Rally Decoder Job
The Rally decoder job is a variant of the decoder job
defined in the com.mozilla.telemetry.decoder.rally
package (source).
The decoder supports the Rally data donation and sharing platform.
More information can be found on the mana page.
See bug 1628539 for
initial implementation of the pioneer-v2
decoder and bug
1697342 for
implementation of the Glean.js encrypted pings.
Overview
The Rally decoder includes three new options: --pioneerEnabled
,
--pioneerMetadataLocation
, and --pioneerKmsEnabled
. And example of running
the job is as follows, which is captured in the bin/run-pioneer-benchmark
script.
mvn compile exec:java -Dexec.mainClass=com.mozilla.telemetry.Decoder -Dexec.args="\
--runner=Dataflow \
--profilingAgentConfiguration='{\"APICurated\": true}'
--project=$project \
--autoscalingAlgorithm=NONE \
--workerMachineType=n1-standard-1 \
--gcpTempLocation=$bucket/tmp \
--numWorkers=2 \
--region=us-central1 \
--pioneerEnabled=true \
--pioneerMetadataLocation=$bucket/$prefix/metadata/metadata.json \
--pioneerKmsEnabled=false \
--pioneerDecompressPayload=false \
--geoIspDatabase=$bucket/$prefix/metadata/GeoIP2-ISP.mmdb \
--geoCityDatabase=$bucket/$prefix/metadata/GeoLite2-City.mmdb \
--geoCityFilter=$bucket/$prefix/metadata/cities15000.txt \
--schemasLocation=$bucket/$prefix/metadata/schemas.tar.gz \
--inputType=file \
--input=$bucket/$prefix/input/ciphertext/'part-*' \
--outputType=file \
--output=$bucket/$prefix/output/ciphertext/ \
--errorOutputType=file \
--errorOutput=$bucket/$prefix/error/ciphertext/ \
"
The --pioneerEnabled
flag enables the transform in the decoder pipeline, which
comes before schema validation and payload processing.

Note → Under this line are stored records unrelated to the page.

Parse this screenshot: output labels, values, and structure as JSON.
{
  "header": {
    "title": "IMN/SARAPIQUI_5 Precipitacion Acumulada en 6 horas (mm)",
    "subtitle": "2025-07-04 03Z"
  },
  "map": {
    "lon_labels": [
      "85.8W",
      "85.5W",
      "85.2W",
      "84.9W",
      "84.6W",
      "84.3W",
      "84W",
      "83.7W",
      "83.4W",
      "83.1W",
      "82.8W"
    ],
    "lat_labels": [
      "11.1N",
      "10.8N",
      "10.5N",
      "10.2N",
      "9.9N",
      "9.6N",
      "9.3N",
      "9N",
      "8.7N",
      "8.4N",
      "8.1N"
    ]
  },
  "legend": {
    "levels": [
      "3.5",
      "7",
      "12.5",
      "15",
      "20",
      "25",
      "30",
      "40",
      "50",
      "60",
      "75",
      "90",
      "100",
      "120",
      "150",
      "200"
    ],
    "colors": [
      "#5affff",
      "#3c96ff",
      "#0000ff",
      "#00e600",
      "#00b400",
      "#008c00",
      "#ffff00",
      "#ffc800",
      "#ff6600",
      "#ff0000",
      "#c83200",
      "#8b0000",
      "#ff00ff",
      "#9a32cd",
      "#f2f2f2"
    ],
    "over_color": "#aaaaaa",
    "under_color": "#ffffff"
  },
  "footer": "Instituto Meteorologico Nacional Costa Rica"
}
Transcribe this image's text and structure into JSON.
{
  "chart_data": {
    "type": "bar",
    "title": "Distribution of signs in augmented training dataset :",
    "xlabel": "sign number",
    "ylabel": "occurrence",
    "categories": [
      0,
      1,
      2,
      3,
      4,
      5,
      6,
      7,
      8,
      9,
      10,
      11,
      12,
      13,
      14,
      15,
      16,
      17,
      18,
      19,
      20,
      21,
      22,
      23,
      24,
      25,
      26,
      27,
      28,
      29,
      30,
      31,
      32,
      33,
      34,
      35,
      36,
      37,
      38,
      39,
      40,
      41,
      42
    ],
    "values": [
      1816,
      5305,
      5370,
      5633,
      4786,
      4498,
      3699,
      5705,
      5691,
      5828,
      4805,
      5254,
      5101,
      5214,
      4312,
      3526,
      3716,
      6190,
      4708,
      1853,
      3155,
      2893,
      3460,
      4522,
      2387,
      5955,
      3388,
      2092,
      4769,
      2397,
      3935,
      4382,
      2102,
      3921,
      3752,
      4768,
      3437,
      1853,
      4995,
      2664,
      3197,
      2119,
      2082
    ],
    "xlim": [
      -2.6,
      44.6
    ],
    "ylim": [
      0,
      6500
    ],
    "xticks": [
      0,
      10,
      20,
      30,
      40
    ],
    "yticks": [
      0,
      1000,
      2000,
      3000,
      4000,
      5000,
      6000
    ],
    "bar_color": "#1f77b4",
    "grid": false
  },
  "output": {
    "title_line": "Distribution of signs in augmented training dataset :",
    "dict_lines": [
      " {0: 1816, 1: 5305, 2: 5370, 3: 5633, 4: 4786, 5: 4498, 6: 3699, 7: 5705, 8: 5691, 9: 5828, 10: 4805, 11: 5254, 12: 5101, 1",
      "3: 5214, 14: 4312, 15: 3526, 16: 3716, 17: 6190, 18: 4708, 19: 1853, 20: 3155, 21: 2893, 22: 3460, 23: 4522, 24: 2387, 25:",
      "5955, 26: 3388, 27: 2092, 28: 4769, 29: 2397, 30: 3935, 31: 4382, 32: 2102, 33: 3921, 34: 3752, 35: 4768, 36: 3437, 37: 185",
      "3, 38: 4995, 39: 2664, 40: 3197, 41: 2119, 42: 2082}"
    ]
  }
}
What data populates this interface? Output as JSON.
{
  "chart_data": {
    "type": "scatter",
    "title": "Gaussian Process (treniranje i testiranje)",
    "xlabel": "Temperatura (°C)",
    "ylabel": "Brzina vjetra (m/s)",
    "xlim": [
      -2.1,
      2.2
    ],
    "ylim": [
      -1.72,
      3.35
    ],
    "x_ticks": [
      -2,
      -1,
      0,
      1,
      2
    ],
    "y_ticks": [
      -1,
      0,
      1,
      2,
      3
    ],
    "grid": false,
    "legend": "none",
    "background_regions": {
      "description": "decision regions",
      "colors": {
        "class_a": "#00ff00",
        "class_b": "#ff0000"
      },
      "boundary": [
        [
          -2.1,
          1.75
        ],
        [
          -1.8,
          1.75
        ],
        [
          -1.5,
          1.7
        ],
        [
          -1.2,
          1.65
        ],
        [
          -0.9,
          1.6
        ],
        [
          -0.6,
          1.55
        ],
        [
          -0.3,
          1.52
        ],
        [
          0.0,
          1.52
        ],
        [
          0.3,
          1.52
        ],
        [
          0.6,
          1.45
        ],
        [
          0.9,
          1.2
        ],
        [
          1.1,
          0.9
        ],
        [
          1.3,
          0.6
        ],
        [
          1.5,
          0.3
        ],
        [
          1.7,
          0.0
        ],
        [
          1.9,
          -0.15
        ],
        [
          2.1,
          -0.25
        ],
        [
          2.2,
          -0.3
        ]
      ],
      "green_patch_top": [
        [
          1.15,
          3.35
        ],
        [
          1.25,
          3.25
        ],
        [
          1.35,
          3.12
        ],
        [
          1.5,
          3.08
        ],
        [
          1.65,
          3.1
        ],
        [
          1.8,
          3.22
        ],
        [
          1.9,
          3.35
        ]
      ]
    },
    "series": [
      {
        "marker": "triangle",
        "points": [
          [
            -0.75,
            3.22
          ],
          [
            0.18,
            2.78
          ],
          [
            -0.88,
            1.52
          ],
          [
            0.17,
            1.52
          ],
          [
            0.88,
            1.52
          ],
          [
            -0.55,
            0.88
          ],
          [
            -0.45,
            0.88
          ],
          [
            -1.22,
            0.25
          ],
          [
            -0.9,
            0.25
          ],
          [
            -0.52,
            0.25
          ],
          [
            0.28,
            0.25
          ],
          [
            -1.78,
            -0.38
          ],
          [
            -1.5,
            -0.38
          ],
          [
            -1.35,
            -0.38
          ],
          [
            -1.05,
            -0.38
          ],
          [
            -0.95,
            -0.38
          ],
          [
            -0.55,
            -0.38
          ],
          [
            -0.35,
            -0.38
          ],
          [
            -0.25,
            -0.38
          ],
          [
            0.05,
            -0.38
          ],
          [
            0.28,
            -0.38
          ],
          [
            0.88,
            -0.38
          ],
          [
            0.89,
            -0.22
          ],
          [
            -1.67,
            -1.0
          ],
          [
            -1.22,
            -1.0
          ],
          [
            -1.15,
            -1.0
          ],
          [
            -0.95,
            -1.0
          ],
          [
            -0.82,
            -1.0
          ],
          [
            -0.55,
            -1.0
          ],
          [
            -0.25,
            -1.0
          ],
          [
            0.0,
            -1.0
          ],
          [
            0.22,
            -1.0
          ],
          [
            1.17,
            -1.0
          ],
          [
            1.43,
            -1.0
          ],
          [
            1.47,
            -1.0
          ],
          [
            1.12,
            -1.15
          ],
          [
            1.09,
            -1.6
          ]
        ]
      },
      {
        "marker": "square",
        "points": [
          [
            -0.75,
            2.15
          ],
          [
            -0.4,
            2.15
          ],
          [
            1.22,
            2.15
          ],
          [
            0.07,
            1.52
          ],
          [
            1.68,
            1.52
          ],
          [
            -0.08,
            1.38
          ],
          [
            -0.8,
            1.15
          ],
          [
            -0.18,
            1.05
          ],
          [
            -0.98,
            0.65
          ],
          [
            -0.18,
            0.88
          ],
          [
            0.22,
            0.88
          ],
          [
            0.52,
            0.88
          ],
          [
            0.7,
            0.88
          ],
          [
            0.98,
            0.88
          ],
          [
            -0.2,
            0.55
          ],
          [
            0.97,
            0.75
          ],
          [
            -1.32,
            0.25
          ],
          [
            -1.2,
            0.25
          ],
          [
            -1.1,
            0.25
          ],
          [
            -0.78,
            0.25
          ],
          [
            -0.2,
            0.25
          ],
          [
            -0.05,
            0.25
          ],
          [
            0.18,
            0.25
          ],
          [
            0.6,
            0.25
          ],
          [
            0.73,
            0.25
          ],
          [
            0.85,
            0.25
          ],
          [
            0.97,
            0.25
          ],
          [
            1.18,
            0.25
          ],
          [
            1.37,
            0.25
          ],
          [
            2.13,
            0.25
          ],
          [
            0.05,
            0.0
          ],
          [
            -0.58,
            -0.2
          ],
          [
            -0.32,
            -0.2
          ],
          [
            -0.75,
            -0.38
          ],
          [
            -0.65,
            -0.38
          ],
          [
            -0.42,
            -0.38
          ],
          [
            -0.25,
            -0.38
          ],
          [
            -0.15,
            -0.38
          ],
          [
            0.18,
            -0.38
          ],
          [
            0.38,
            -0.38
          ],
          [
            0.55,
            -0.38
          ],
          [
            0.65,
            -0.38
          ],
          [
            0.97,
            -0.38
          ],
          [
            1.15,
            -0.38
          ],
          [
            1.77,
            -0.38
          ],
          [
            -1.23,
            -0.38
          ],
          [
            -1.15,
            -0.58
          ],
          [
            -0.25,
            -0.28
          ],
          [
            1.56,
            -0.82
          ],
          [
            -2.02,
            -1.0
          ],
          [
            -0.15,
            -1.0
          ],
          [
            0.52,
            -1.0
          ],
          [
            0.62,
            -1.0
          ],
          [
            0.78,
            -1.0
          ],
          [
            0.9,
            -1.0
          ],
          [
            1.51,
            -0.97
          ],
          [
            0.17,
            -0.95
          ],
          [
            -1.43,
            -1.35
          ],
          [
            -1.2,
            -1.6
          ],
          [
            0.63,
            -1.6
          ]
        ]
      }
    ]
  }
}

It uses the document
specified by the --pioneerMetadataLocation
to locate information for the
KeyStore
. The metadata location takes on the following form validated by this
schema:
[
{
"private_key_id": "rally-study-foo",
"private_key_uri": "src/test/resources/jwe/rally-study-foo.private.json",
"kms_resource_id": "projects/DUMMY_PROJECT_ID/locations/global/keyRings/test-ingestion-beam-integration/cryptoKeys/study-foo"
},
....
]
The decoder reads the JSON Web Key into
memory from the location in the private_key_uri
. It can be encrypted using
Cloud Key Management Service by
specifying kms_resource_id
and enabling the --pioneerKmsEnabled
flag.
The decoder decrypts pings that follow conventions for Rally or Pioneer pings. All encryption and decryption takes place using JSON Web Encryption (JWE). An envelope is a piece of metadata that surrounds the encrypted data. The Rally envelope is an object with a payload field containing a JWE compact object. After decrypting the payload, the ping takes the form of a Glean ping. The document namespace (as per the HTTP Edge Server Specification) is used to fetch the key from memory.
The Pioneer ping's envelope uses the legacy mechanism of sending data through
the Telemetry pipeline as a telemetry.pioneer-study.4
ping. In addition, the
envelope explicitly specifies the routing information for the ping. Finally, the
decoder constructs a PubSub message that includes the routing information and
decrypted message.
Notable design decisions
Data SRE allocates each Rally study a JWK pair. The client must encode messages with the key to reach the analysis environment. The client may not always have the key, so there are exceptions for the enrollment and deletion pings. The decoder will ignore the payload and extract the pioneer id for these document types.